The mechandrite array first. The deployment mechanism had to be re-keyed at the base level — the trigger architecture was designed to find and disrupt, and before anything else could be altered, that impulse had to be removed the way you removed a hook from a line before re-threading it for a different catch. He worked with a tool from the kit on the counter, something Federation-issue and adequate for the purpose, and kept most of his attention on the interior contact matrix, where the reprogramming would either hold or it wouldn't.

Leux was looking over his shoulder. He could feel it the way you feel a change in wind on water. Hirek didn't look up.

"Only child," he said, by way of explanation. His voice was even, unhurried, pitched not to interrupt his own concentration. "My parents tried for more. But by that time, my mother had already crossed the wrong Tal'Shiar operative and was sterilized." He paused, isolating the first of the color-coded pheromone markers — the same markers Leux had cracked and that he had noticed on the biochemical display before either of them had finished discussing it. He began threading the first sequence into the output transmitter array, slowly, the way you worked a net when the mesh was fine and the knots had to hold. "I learned young to keep myself company. I had the island, the ocean, the lab my parents kept. I did not require assistance to find something to do with the hours." A quiet moment, focused entirely on the threading. The marker seated. "This translated, as these things tend to, into later habits. Brewing and blending the ales our islands are famed for, without a by your leave from a committee." The corner of his mouth moved. "The same applies here, generally."

He began on the second marker. This one was more complex — the layering had to account for variance in the shift pathway, which meant the thread had to run at an angle through the matrix rather than straight, and if he pulled it wrong the sequence would snarl. He worked slower. His breathing steadied.

"I don't pretend to omniscience. My suppositions have gaps." He said it without particular humility, the way a man reports a fact about the weather. "There are problems that require someone else in the room, and I recognize them when I encounter them.

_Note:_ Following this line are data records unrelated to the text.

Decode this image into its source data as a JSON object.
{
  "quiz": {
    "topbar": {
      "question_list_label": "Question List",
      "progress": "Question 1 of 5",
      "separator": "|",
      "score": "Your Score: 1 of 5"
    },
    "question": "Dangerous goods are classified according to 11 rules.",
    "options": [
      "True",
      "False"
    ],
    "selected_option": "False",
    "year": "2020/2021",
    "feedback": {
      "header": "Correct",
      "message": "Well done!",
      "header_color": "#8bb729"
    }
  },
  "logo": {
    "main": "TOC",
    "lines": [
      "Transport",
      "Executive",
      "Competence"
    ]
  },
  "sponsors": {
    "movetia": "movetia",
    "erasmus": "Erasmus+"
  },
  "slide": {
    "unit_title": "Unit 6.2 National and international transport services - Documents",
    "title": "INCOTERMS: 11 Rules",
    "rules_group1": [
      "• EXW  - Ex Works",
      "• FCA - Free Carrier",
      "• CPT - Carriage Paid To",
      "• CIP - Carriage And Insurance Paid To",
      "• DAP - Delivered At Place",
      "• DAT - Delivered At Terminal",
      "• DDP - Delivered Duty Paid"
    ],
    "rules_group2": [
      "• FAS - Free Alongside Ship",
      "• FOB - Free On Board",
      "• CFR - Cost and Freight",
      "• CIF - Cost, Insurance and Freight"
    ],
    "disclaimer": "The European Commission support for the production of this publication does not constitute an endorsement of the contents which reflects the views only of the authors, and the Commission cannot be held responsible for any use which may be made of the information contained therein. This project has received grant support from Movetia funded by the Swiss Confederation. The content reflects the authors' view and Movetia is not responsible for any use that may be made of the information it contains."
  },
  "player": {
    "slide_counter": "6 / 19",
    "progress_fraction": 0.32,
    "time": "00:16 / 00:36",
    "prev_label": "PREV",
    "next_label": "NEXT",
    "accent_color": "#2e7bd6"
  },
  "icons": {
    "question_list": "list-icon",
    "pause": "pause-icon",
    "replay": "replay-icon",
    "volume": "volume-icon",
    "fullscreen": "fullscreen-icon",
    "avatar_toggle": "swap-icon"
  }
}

This ship is full of people who know things I don't, and I have already found that more useful than I expected." He paused, working. "But there is a category of problem — not all problems, not even most of them, perhaps, but a recognizable category — where I have the knowledge, the access, and the means, and the only thing standing between the beginning and the completion is the ritual of asking permission. I find that particular ritual exhausting. So I skip it."

The second marker seated. He moved to the third.

"I should note," he said, after a silence that had contained several minutes of precise, unbroken concentration, "that I am aware of what this device was doing to me, six hours ago." He did not say it for sympathy. His voice was the same measured register it had been since he sat down. "And I am equally aware that Feynri is sitting behind us in a state that the available literature describes as terminal without intervention." He looked at the array for a moment, at the fine lines of reconfigured architecture beginning to take the shape of something that would help rather than destroy. "I don't feel anything so uncomplicated as delight about the conditions that have put this back in my hands." He pulled the third thread through and tested the tension, gently, as a fisherman tests a new knot against the pull of the current. It held. "But I would be performing a variety of dishonesty I find genuinely distasteful if I claimed I wasn't enjoying the work."

He kept his eyes on the device and said nothing further, his hands steady, the threading continuing with the patience of a man who had once built boats from raw wood and understood that the quality of the finished thing depended entirely on what you did not rush.